Ben;s been reading this book, called ‘shorashei minhagei ashkenaz’. It’s a one-volume English summary of a three-voluime Hebrew work recording the traditions and origins of those traditions of Ashkenazim, so that they are not entirely forgotten and lost in the wave of homogenous artscroll-isation sweeping over us.

Amongst other things, he’s discovered from this book that a hachnasat sefer torah used to always be held on a Shabbat, or on shavuos. The recent practice (within the last 100 years) of holding it on a Sunday was entirely frowned upon and squashed as a radical, chukkas-hagoy-type practice.

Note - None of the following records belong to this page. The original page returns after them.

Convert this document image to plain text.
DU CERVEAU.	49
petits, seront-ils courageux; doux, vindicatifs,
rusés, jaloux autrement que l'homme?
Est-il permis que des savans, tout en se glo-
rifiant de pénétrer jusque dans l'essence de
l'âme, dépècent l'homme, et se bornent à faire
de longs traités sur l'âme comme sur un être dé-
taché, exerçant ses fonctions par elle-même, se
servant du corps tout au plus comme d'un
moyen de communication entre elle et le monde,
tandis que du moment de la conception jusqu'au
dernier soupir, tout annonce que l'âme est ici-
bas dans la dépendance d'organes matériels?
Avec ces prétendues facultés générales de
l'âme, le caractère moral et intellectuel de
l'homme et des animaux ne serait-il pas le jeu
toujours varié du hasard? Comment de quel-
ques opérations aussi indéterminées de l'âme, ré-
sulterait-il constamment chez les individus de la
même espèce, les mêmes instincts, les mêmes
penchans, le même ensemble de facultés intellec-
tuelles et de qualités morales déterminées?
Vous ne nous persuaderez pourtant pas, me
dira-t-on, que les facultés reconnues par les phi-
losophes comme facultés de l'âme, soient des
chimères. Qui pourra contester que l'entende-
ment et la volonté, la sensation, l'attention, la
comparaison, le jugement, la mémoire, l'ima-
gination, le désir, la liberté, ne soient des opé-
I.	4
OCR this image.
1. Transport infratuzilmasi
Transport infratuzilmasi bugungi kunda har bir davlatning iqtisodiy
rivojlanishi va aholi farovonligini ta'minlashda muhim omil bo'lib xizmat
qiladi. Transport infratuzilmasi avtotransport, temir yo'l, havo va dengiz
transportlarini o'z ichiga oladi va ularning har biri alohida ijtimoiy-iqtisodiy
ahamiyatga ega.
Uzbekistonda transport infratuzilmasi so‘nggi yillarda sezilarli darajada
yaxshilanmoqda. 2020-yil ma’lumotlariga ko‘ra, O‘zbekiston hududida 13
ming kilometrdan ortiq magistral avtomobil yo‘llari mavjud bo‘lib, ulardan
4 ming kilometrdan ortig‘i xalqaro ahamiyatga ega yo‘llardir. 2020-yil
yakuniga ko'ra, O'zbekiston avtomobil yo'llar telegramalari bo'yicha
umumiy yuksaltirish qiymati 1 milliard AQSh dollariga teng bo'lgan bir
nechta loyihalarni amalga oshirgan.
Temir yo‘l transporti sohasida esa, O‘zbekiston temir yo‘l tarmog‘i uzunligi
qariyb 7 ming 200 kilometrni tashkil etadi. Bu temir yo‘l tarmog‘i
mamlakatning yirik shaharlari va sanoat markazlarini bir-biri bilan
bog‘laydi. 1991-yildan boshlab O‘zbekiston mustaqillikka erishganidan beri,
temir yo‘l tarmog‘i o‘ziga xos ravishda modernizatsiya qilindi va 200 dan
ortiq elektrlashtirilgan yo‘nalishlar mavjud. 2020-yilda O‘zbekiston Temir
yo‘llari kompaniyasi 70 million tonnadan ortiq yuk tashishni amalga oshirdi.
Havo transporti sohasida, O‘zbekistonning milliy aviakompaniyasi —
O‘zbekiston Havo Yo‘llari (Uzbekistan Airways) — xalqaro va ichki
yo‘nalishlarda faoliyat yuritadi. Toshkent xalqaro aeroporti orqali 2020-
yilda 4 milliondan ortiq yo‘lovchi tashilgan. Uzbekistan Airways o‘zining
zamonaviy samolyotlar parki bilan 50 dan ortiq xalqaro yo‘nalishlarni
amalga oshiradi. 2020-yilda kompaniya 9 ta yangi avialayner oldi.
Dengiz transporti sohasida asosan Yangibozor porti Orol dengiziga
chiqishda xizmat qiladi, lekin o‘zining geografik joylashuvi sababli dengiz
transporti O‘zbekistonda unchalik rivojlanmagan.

Also, a baby would get his/her secular name at a special ceremony, called (I mayb e getting this word wrong) a chol-kreit. The secular name they would be given wasn;t just the same as the names of the non-Jews amongst whom they lived; it would be a Yiddish version of the Hebrew/Jewish name they’d already been given, thus someone who had been named shlomo would be named zalman at his chol-kreit, someone named dov would be named ber, etc. as you can work out, this is evidently where the practice gradually sprang up from of giving a baby two names – shlomo zalman, dov ber, menachem Mendel – which are the Hebrew and Yiddish versions of the same name. funny, isn’t it, that nowadays people give Yiddish names to their children as their Hebrew/jewish names….

Another example: the chuppah we use now is not the authentic chuppah. Couples would stand together draped in the same tallis. The chuppah we use nowadays at a wedding derived from the canopy that was held over the heads of important people, asuch as at a hachnasat sefer torah. For a while, a couple would stand draped in a tallis AND under a canopy…then gradually the draped in a tallis part died out. I find it hard to imagine having that kind of chuppah nowadays; I think if people were to revive it, they would be shouted down as trying to overturn our mesorah and introduce pritzus-dik (a chassan and kallah standing under the same tallis? Close enough to touch? Already before the chasunah’s completed? It’s so not tznius) innovations.

So what I learned from this is that Jewish practice can change extremely dramatically, over a very very short space of time. We think of the way we do things as somewhat inviolate, not easily amenable to change, and that to change Jewish practice is a serious thing which requires a good reason and official approval from several leading rabbonim. It turns out that this is not the case.

Final quote from Saki (hamayvin yavin who that is): "Not that i ever indulge in despairing about the Future; there have always been men who have gone about despairing of the Future, and when the Future arrives it says nice, superior things about their having acted according to their lights."